Why ‘The Rolling Stones, Now!’ is Their First Great U.S. Album
Even more so than the Beatles' early catalog, the Rolling Stones' first few albums looked quite different when they made it to U.S. fans. By the time The Rolling Stones, Now! was released on Feb. 13, 1965, two other records by the group were already available: England's Newest Hitmakers, which was released in May 1964, and 12 x 5 from October 1964.
Back in their homeland, however, the Stones had only two albums in stores: The Rolling Stones from April 1964, and The Rolling Stones No. 2, which was released a month before The Rolling Stones, Now! And things got messy rather quickly, with songs left off of this album, added to this one or just completely reworked from one edition to the next.
Only seven of the 12 tracks on Now! were repeated from The Rolling Stones No. 2, with various singles, leftover songs from the U.K. debut – and even a song that wouldn't be released in the Stones' home until seven months later filling in the gaps.
The result? The group's first essential U.S. album.
While it's not so far removed stylistically from its two predecessors – the majority of the songs are covers by the blues and R&B giants the Stones worshiped – The Rolling Stones, Now! is a huge leap forward for the band. In addition to writing their own songs (Mick Jagger and Keith Richards' "Heart of Stone" is the best of them), they were playing tougher, tighter and with more determination than before.
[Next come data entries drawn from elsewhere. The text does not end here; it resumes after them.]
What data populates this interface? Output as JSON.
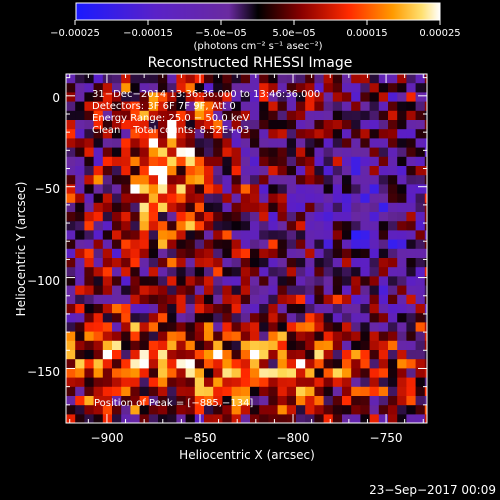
{
  "chart_data": {
    "type": "heatmap",
    "title": "Reconstructed RHESSI Image",
    "xlabel": "Heliocentric X (arcsec)",
    "ylabel": "Heliocentric Y (arcsec)",
    "xlim": [
      -922,
      -728
    ],
    "ylim": [
      -180,
      12
    ],
    "xticks": [
      -900,
      -850,
      -800,
      -750
    ],
    "xtick_labels": [
      "−900",
      "−850",
      "−800",
      "−750"
    ],
    "yticks": [
      0,
      -50,
      -100,
      -150
    ],
    "ytick_labels": [
      "0",
      "−50",
      "−100",
      "−150"
    ],
    "colormap": "hot with blue/purple negatives",
    "colorbar": {
      "range": [
        -0.00025,
        0.00025
      ],
      "tick_labels": [
        "−0.00025",
        "−0.00015",
        "−5.0e−05",
        "5.0e−05",
        "0.00015",
        "0.00025"
      ],
      "unit_label": "(photons cm⁻² s⁻¹ asec⁻²)"
    },
    "annotations": [
      "31−Dec−2014 13:36:36.000 to 13:46:36.000",
      "Detectors: 3F 6F 7F 9F, Att 0",
      "Energy Range: 25.0 − 50.0 keV",
      "Clean    Total counts: 8.52E+03"
    ],
    "peak_label": "Position of Peak = [−885,−134]",
    "peak": [
      -885,
      -134
    ]
  },
  "footer": {
    "timestamp": "23−Sep−2017 00:09"
  }
}
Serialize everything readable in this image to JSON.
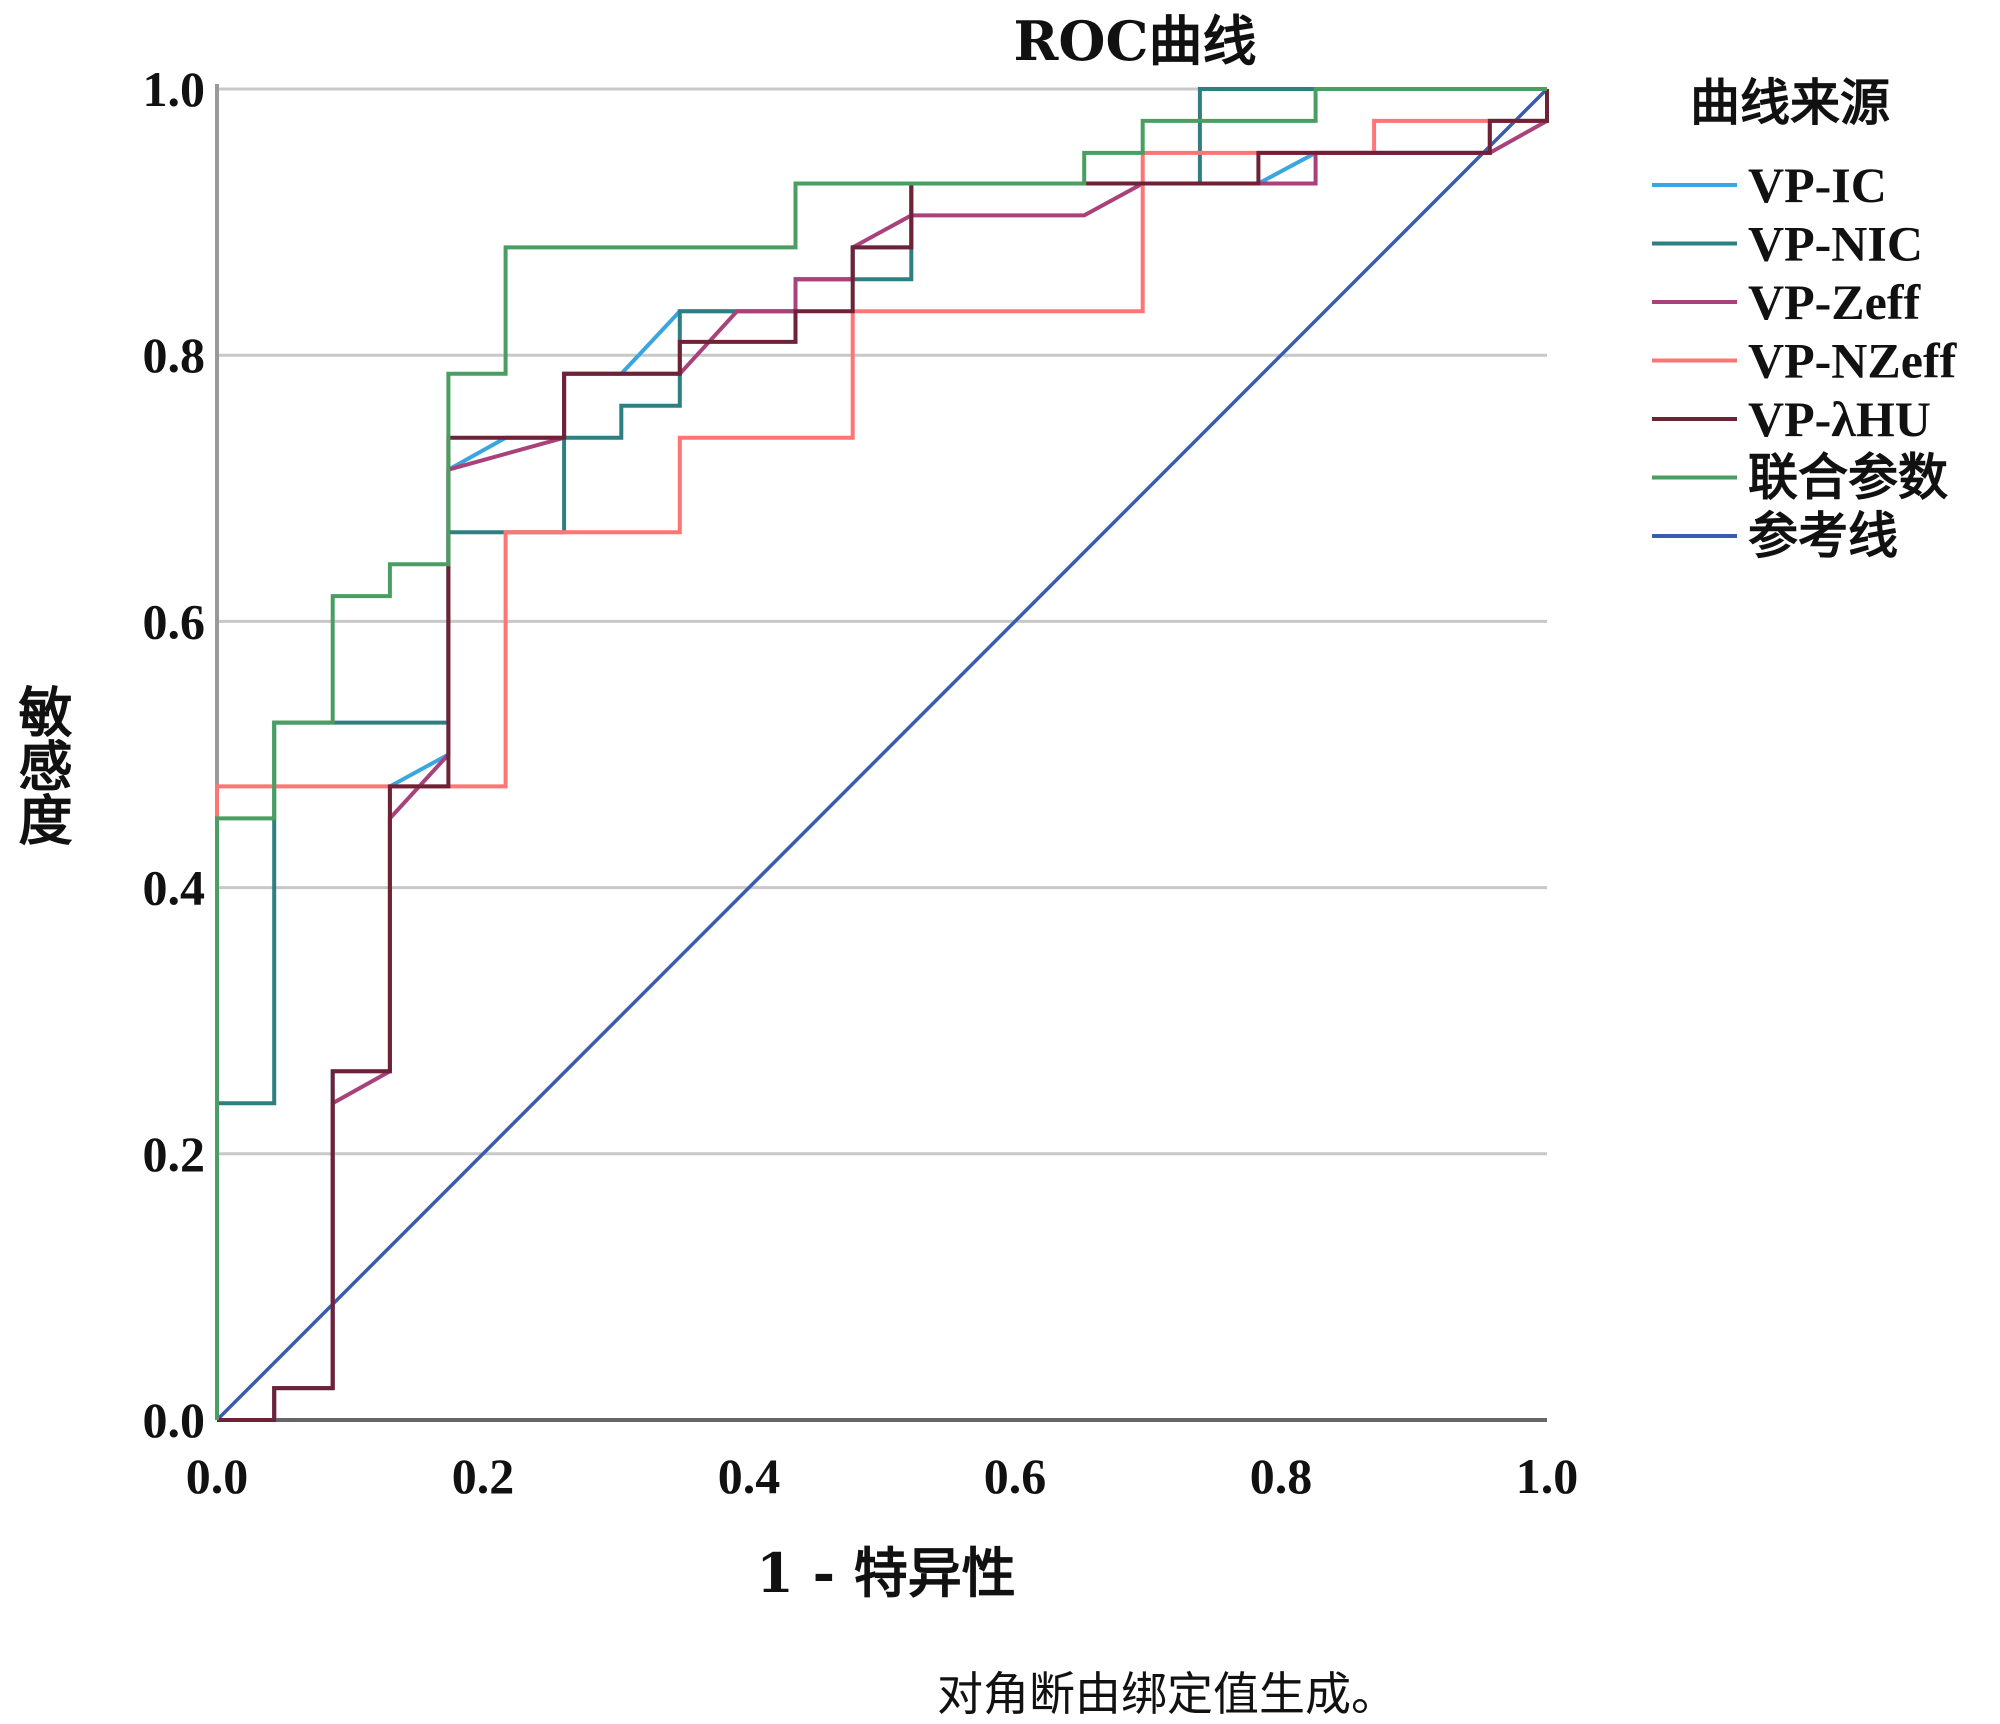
{
  "chart_data": {
    "type": "line",
    "title": "ROC曲线",
    "xlabel": "1 - 特异性",
    "ylabel": "敏感度",
    "xlim": [
      0,
      1
    ],
    "ylim": [
      0,
      1
    ],
    "xticks": [
      "0.0",
      "0.2",
      "0.4",
      "0.6",
      "0.8",
      "1.0"
    ],
    "yticks": [
      "0.0",
      "0.2",
      "0.4",
      "0.6",
      "0.8",
      "1.0"
    ],
    "grid": "horizontal",
    "legend_title": "曲线来源",
    "legend_position": "right",
    "footnote": "对角断由绑定值生成。",
    "series": [
      {
        "name": "VP-IC",
        "color": "#3aa6e0",
        "points": [
          [
            0,
            0
          ],
          [
            0.043,
            0
          ],
          [
            0.043,
            0.024
          ],
          [
            0.087,
            0.024
          ],
          [
            0.087,
            0.262
          ],
          [
            0.13,
            0.262
          ],
          [
            0.13,
            0.476
          ],
          [
            0.174,
            0.5
          ],
          [
            0.174,
            0.714
          ],
          [
            0.217,
            0.738
          ],
          [
            0.261,
            0.738
          ],
          [
            0.261,
            0.786
          ],
          [
            0.304,
            0.786
          ],
          [
            0.348,
            0.833
          ],
          [
            0.435,
            0.833
          ],
          [
            0.435,
            0.857
          ],
          [
            0.478,
            0.857
          ],
          [
            0.478,
            0.881
          ],
          [
            0.522,
            0.881
          ],
          [
            0.522,
            0.929
          ],
          [
            0.783,
            0.929
          ],
          [
            0.826,
            0.952
          ],
          [
            0.957,
            0.952
          ],
          [
            0.957,
            0.976
          ],
          [
            1,
            0.976
          ],
          [
            1,
            1
          ]
        ]
      },
      {
        "name": "VP-NIC",
        "color": "#2e7f82",
        "points": [
          [
            0,
            0
          ],
          [
            0,
            0.238
          ],
          [
            0.043,
            0.238
          ],
          [
            0.043,
            0.524
          ],
          [
            0.174,
            0.524
          ],
          [
            0.174,
            0.667
          ],
          [
            0.261,
            0.667
          ],
          [
            0.261,
            0.738
          ],
          [
            0.304,
            0.738
          ],
          [
            0.304,
            0.762
          ],
          [
            0.348,
            0.762
          ],
          [
            0.348,
            0.833
          ],
          [
            0.435,
            0.833
          ],
          [
            0.435,
            0.857
          ],
          [
            0.522,
            0.857
          ],
          [
            0.522,
            0.929
          ],
          [
            0.739,
            0.929
          ],
          [
            0.739,
            1
          ],
          [
            1,
            1
          ]
        ]
      },
      {
        "name": "VP-Zeff",
        "color": "#a8427a",
        "points": [
          [
            0,
            0
          ],
          [
            0.043,
            0
          ],
          [
            0.043,
            0.024
          ],
          [
            0.087,
            0.024
          ],
          [
            0.087,
            0.238
          ],
          [
            0.13,
            0.262
          ],
          [
            0.13,
            0.452
          ],
          [
            0.174,
            0.5
          ],
          [
            0.174,
            0.714
          ],
          [
            0.261,
            0.738
          ],
          [
            0.261,
            0.786
          ],
          [
            0.348,
            0.786
          ],
          [
            0.391,
            0.833
          ],
          [
            0.435,
            0.833
          ],
          [
            0.435,
            0.857
          ],
          [
            0.478,
            0.857
          ],
          [
            0.478,
            0.881
          ],
          [
            0.522,
            0.905
          ],
          [
            0.652,
            0.905
          ],
          [
            0.696,
            0.929
          ],
          [
            0.783,
            0.929
          ],
          [
            0.826,
            0.929
          ],
          [
            0.826,
            0.952
          ],
          [
            0.957,
            0.952
          ],
          [
            1,
            0.976
          ],
          [
            1,
            1
          ]
        ]
      },
      {
        "name": "VP-NZeff",
        "color": "#ff7474",
        "points": [
          [
            0,
            0
          ],
          [
            0,
            0.476
          ],
          [
            0.217,
            0.476
          ],
          [
            0.217,
            0.667
          ],
          [
            0.348,
            0.667
          ],
          [
            0.348,
            0.738
          ],
          [
            0.478,
            0.738
          ],
          [
            0.478,
            0.833
          ],
          [
            0.696,
            0.833
          ],
          [
            0.696,
            0.952
          ],
          [
            0.87,
            0.952
          ],
          [
            0.87,
            0.976
          ],
          [
            1,
            0.976
          ],
          [
            1,
            1
          ]
        ]
      },
      {
        "name": "VP-λHU",
        "color": "#6e2236",
        "points": [
          [
            0,
            0
          ],
          [
            0.043,
            0
          ],
          [
            0.043,
            0.024
          ],
          [
            0.087,
            0.024
          ],
          [
            0.087,
            0.262
          ],
          [
            0.13,
            0.262
          ],
          [
            0.13,
            0.476
          ],
          [
            0.174,
            0.476
          ],
          [
            0.174,
            0.738
          ],
          [
            0.261,
            0.738
          ],
          [
            0.261,
            0.786
          ],
          [
            0.348,
            0.786
          ],
          [
            0.348,
            0.81
          ],
          [
            0.435,
            0.81
          ],
          [
            0.435,
            0.833
          ],
          [
            0.478,
            0.833
          ],
          [
            0.478,
            0.881
          ],
          [
            0.522,
            0.881
          ],
          [
            0.522,
            0.929
          ],
          [
            0.783,
            0.929
          ],
          [
            0.783,
            0.952
          ],
          [
            0.957,
            0.952
          ],
          [
            0.957,
            0.976
          ],
          [
            1,
            0.976
          ],
          [
            1,
            1
          ]
        ]
      },
      {
        "name": "联合参数",
        "color": "#4a9e62",
        "points": [
          [
            0,
            0
          ],
          [
            0,
            0.452
          ],
          [
            0.043,
            0.452
          ],
          [
            0.043,
            0.524
          ],
          [
            0.087,
            0.524
          ],
          [
            0.087,
            0.619
          ],
          [
            0.13,
            0.619
          ],
          [
            0.13,
            0.643
          ],
          [
            0.174,
            0.643
          ],
          [
            0.174,
            0.786
          ],
          [
            0.217,
            0.786
          ],
          [
            0.217,
            0.881
          ],
          [
            0.435,
            0.881
          ],
          [
            0.435,
            0.929
          ],
          [
            0.652,
            0.929
          ],
          [
            0.652,
            0.952
          ],
          [
            0.696,
            0.952
          ],
          [
            0.696,
            0.976
          ],
          [
            0.826,
            0.976
          ],
          [
            0.826,
            1
          ],
          [
            1,
            1
          ]
        ]
      },
      {
        "name": "参考线",
        "color": "#3a5cb0",
        "points": [
          [
            0,
            0
          ],
          [
            1,
            1
          ]
        ]
      }
    ]
  }
}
Listen to the Rolling Stones Perform 'Little Red Rooster'
Their cover of Willie Dixon's blues standard "Little Red Rooster" (made famous by Howlin' Wolf just four years earlier) may be the Stones' greatest stab at the genre. Guided by Brian Jones' wailing slide guitar, the group comes the closest it ever did, in both punchiness and allegiance, to replicating the American music they loved. (Jones also contributes the blazing harmonica solo that closes the song.) And "What a Shame," a Jagger-Richards carryover from The Rolling Stones No. 2, applies their blues lessons to an original that sounds remarkably like the real thing.
While 12 x 5 charted higher (reaching No. 3; their follow-up made it to No. 5), The Rolling Stones, Now! is the better album, a setup of sorts for Out of Our Heads, the first of the Stones' nine No. 1 LPs and the first to include more original compositions than covers. And the first real firing shot of their legend.
They were still a few years – literally and symbolically – away from a late-decade string of masterpieces that carried them into the '70s and made them one of the biggest bands on the planet. But The Rolling Stones, Now! proved that they weren't just another British group playing around with American music.
It lives, it breathes and it pulses. They feel it here. And so can you.